Centennial School District plans to install a cellphone tower near the school property using state grant funds, which will open up internet access to families throughout the valley, Melster said.
Darden is optimistic about the condition of the Garcia Grade School. At first glance, the building appears dilapidated with an adobe exterior covered in cracks, a door frame where paint has withered away and part of a ceiling that is starting to cave.
But look deeper and striking details reflecting the building’s history emerge: three layers of flooring, the lowest of which has bark on the back of it, which means it was made locally from a tree that was cut down and sliced; original mud plaster that is still intact; a lava stone foundation, common in many of the region’s buildings; and a pop of bright blue paint behind some trim, which is indicative of early hand-mixed paints, according to Darden.
Other elements of the building and remnants stashed inside reveal how the school and learning materials its teachers and students used evolved over time. The metal roof was installed sometime after 1995. Stucco was added to the walls at some point in hopes of protecting the adobe from water. Meanwhile, a set of encyclopedias rests atop a shelf in front of a window while a rack of magazines, including Time and National Geographic dating to the 1980s and 1990s, sits in another room.
Breathing new life into the schoolhouse will demand a delicate balance between accentuating its original materials and updating it to meet the needs of current students. Re-establishing the deteriorating foundation, which animals have crawled down to and dislodged, will be one of the major undertakings.
The building’s corners are leaning outward, due to water infiltrating the structure, which means project leaders will have to figure out how to protect the adobe. Near the north door, the adobe is completely gone, setting up the potential for a collapse, Darden said.
Darden and Melster also have plans to create a unisex, handicap-accessible bathroom in the school, possibly turn to solar energy to power the building and take steps to beautify the outside, maybe introducing some picnic shelters and community gardens.

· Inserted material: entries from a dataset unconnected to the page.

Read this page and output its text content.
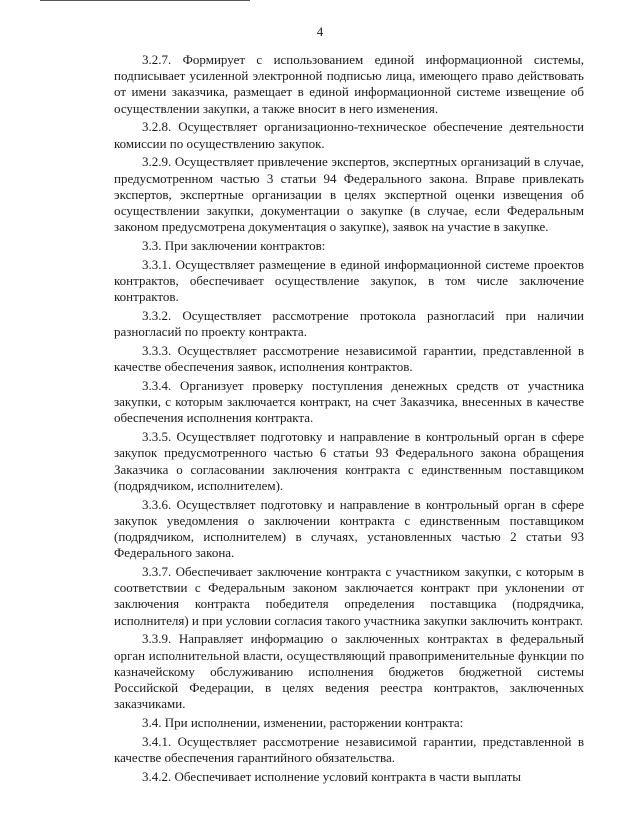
4

3.2.7. Формирует с использованием единой информационной системы, подписывает усиленной электронной подписью лица, имеющего право действовать от имени заказчика, размещает в единой информационной системе извещение об осуществлении закупки, а также вносит в него изменения.

3.2.8. Осуществляет организационно-техническое обеспечение деятельности комиссии по осуществлению закупок.

3.2.9. Осуществляет привлечение экспертов, экспертных организаций в случае, предусмотренном частью 3 статьи 94 Федерального закона. Вправе привлекать экспертов, экспертные организации в целях экспертной оценки извещения об осуществлении закупки, документации о закупке (в случае, если Федеральным законом предусмотрена документация о закупке), заявок на участие в закупке.

3.3. При заключении контрактов:

3.3.1. Осуществляет размещение в единой информационной системе проектов контрактов, обеспечивает осуществление закупок, в том числе заключение контрактов.

3.3.2. Осуществляет рассмотрение протокола разногласий при наличии разногласий по проекту контракта.

3.3.3. Осуществляет рассмотрение независимой гарантии, представленной в качестве обеспечения заявок, исполнения контрактов.

3.3.4. Организует проверку поступления денежных средств от участника закупки, с которым заключается контракт, на счет Заказчика, внесенных в качестве обеспечения исполнения контракта.

3.3.5. Осуществляет подготовку и направление в контрольный орган в сфере закупок предусмотренного частью 6 статьи 93 Федерального закона обращения Заказчика о согласовании заключения контракта с единственным поставщиком (подрядчиком, исполнителем).

3.3.6. Осуществляет подготовку и направление в контрольный орган в сфере закупок уведомления о заключении контракта с единственным поставщиком (подрядчиком, исполнителем) в случаях, установленных частью 2 статьи 93 Федерального закона.

3.3.7. Обеспечивает заключение контракта с участником закупки, с которым в соответствии с Федеральным законом заключается контракт при уклонении от заключения контракта победителя определения поставщика (подрядчика, исполнителя) и при условии согласия такого участника закупки заключить контракт.

3.3.9. Направляет информацию о заключенных контрактах в федеральный орган исполнительной власти, осуществляющий правоприменительные функции по казначейскому обслуживанию исполнения бюджетов бюджетной системы Российской Федерации, в целях ведения реестра контрактов, заключенных заказчиками.

3.4. При исполнении, изменении, расторжении контракта:

3.4.1. Осуществляет рассмотрение независимой гарантии, представленной в качестве обеспечения гарантийного обязательства.

3.4.2. Обеспечивает исполнение условий контракта в части выплаты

Grants from the History Colorado State Historical Fund and the Sangre de Cristo National Heritage Area are supporting construction drawings for the school renovation project and future phases of construction, Darden said.
“It’s a challenge and there’s a fine balance between the old and the new and how you incorporate that,” she said.
“This is where your roots came to you”
Micheal Medina attended the Garcia Grade School when some of the old was the new. Medina, 89, was born in Garcia and completed first through eighth grade in the 1940s along with his five brothers and one sister. Their mother also graduated from the school.
Medina, who would walk about 200 yards to school from his family’s home, clearly remembers his three teachers there — one who taught first, second and third grades; another who taught fourth, fifth and sixth grades; and a third who taught seventh and eighth grades.
“We had at least one teacher and maybe two teachers who were very instrumental in seeing that we learned how to add, how to subtract, how to multiply, how to put a sentence together, which helped very much later on in life,” Medina said.
While growing up in Garcia, the community had a few hundred residents and was small enough that everyone knew everyone, Medina said.
He has carried vivid details of his hometown and school with him through the decades. He can easily recall playing baseball behind the school building and being around his classmates on a playground with a swing set, a slide and a merry-go-round. He laughs as he drums up a memory of playing hooky with some of his peers. That was the only time he skipped school, he said, after his mother found him beyond the riverbend and escorted him back to class with a switch in her hand.
Moments from inside the classroom have also stayed with him, including the challenge of trying to learn English and being barred from speaking Spanish, his first language, while at school.
As soon as kids left school grounds, they switched back to Spanish, Medina said.
He continued his education at high school a few miles away in Costilla, New Mexico — the only high school in the area. At 18, Medina left Garcia with his family and many other locals, driven away after a compact between New Mexico and Colorado deprived Garcia residents of river water.
In recent years, Medina has lived in Brighton — after serving in the military, teaching and starting his own insurance business — but he has regularly visited Garcia to clean up the gravesites of his family members. His pilgrimages back have taken on a more somber tone as Garcia has largely hollowed out. But the prospect of his former school reopening brightens his outlook, and he has a stack of dictionaries, Civil War books and Hispanic history and geneology books he plans to donate to further students’ grasp of core subjects including reading and writing.
“Everyone should have those basics,” Medina said.
Others still living in the San Luis Valley hope the renewed schoolhouse reinforces another lesson to students — one much more personal.
“This is where your family started,” said Chacon, of the Sangre de Cristo National Heritage Area. “This is where your roots came to you.”